Mesi addietro, era agosto, passo dopo passo compivo il mio solito rito estivo: Rosita, che pazientemente mi aspettava sulla sdraio, ed io che percorrevo tutta la battigia di #tonnarella.
Lidi, facce, bimbi e le solite riflessioni:
“I lidi stanno distruggendo la spiaggia, quasi quanto le maree”; “quel lido anche quest’anno si conferma, per l’ennesima stagione, ritrovo di borghesi decaduti”; “guarda chi si mette nella spiaggia libera”.

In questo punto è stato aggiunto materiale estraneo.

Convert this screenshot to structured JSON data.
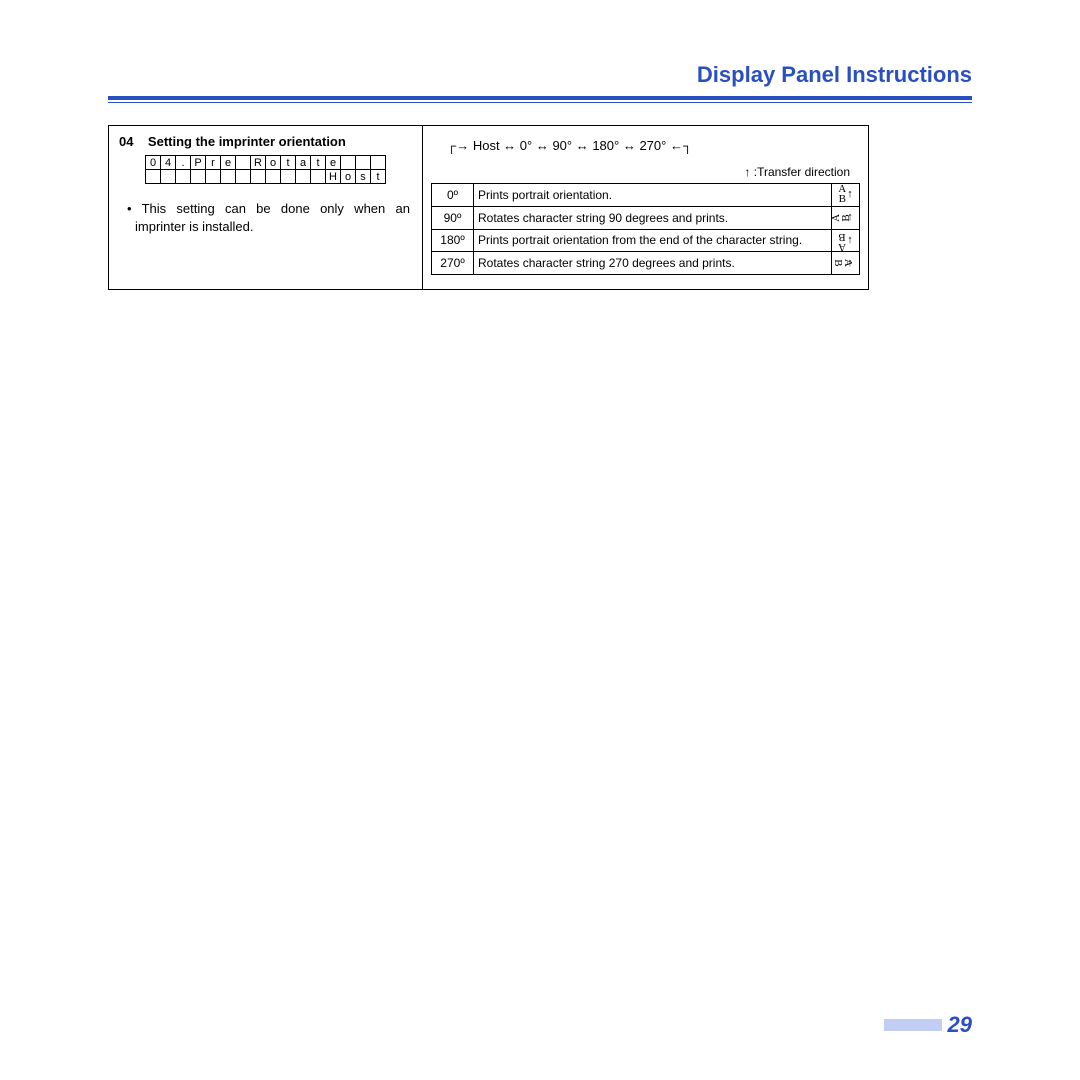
{
  "header": {
    "title": "Display Panel Instructions",
    "accent_color": "#2a4fc1"
  },
  "section": {
    "number": "04",
    "title": "Setting the imprinter orientation",
    "lcd_row1": [
      "0",
      "4",
      ".",
      "P",
      "r",
      "e",
      "",
      "R",
      "o",
      "t",
      "a",
      "t",
      "e",
      "",
      "",
      ""
    ],
    "lcd_row2": [
      "",
      "",
      "",
      "",
      "",
      "",
      "",
      "",
      "",
      "",
      "",
      "",
      "H",
      "o",
      "s",
      "t"
    ],
    "bullet": "• This setting can be done only when an imprinter is installed."
  },
  "right": {
    "sequence": "Host ↔ 0° ↔ 90° ↔ 180° ↔ 270°",
    "transfer_label": ":Transfer direction",
    "rows": [
      {
        "deg": "0º",
        "desc": "Prints portrait orientation."
      },
      {
        "deg": "90º",
        "desc": "Rotates character string 90 degrees and prints."
      },
      {
        "deg": "180º",
        "desc": "Prints portrait orientation from the end of the character string."
      },
      {
        "deg": "270º",
        "desc": "Rotates character string 270 degrees and prints."
      }
    ]
  },
  "footer": {
    "page_number": "29",
    "bar_color": "#c1cdf2"
  }
}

Insomma soliti pensieri, non tutti di cui vado fiero.
Però era il solito, quello di sempre, il flusso di coscienza che conosceva la mia mente, quella sabbia, quelle onde.
Certo mi interrogavo sul #covid ma lo facevo con “quasi serenità”. Nel mio intimo e con gli affetti più cari avevo previsto molte delle cose che sarebbero successe, molti deliri, e molte cose “ridicole” oltre al patema dei troppi morti e dei troppi intubati. Oltre alla mia famiglia, Giovanni, Alberto e Daniele erano stati complici e coautori di una serie infinita di riflessioni, pensieri, interrogativi, ma in nessuno di loro mancava la luce del domani.
Problemi si, grandi certamente, ma sempre da affrontare.
Da settimane ormai, Vi dico la verità (almeno a Voi che siete arrivati a questo punto del post) non vedo il domani, non riesco a capire, ad interpretare.
Ho esternato le mie paure, le mie ansie persino ai colleghi negli ultimi giorni.
Il mondo si sta normalizzando nel distacco disumano che abbiamo.
Qualcuno mi ha detto: “è normale, ci si abitua a tutto”.
Sicuramente sarà vero, ma se mi sono potuto abituare ad altro, non so se sia realmente possibile abituarsi alla “solitudine”, a “stare in pochi” sempre.
A non uscire di casa.
Prima o poi il #Coronavirus andrà via ma cosa si sarà portato con se?
Cosa ci avrà lasciato?
Ho ripensato alle dirette social con Salvatore Quinci, Ciccioloso, don Davide Chirco, Pasqualino Mattaroccia e tanti altri amici.
Ho pensato alla speranza di marzo ed all’abitudine di queste ore.
Oggi ho immaginato di nuovo quella spiaggia e non ho potuto fare altro che ricordarla in bianco e nero.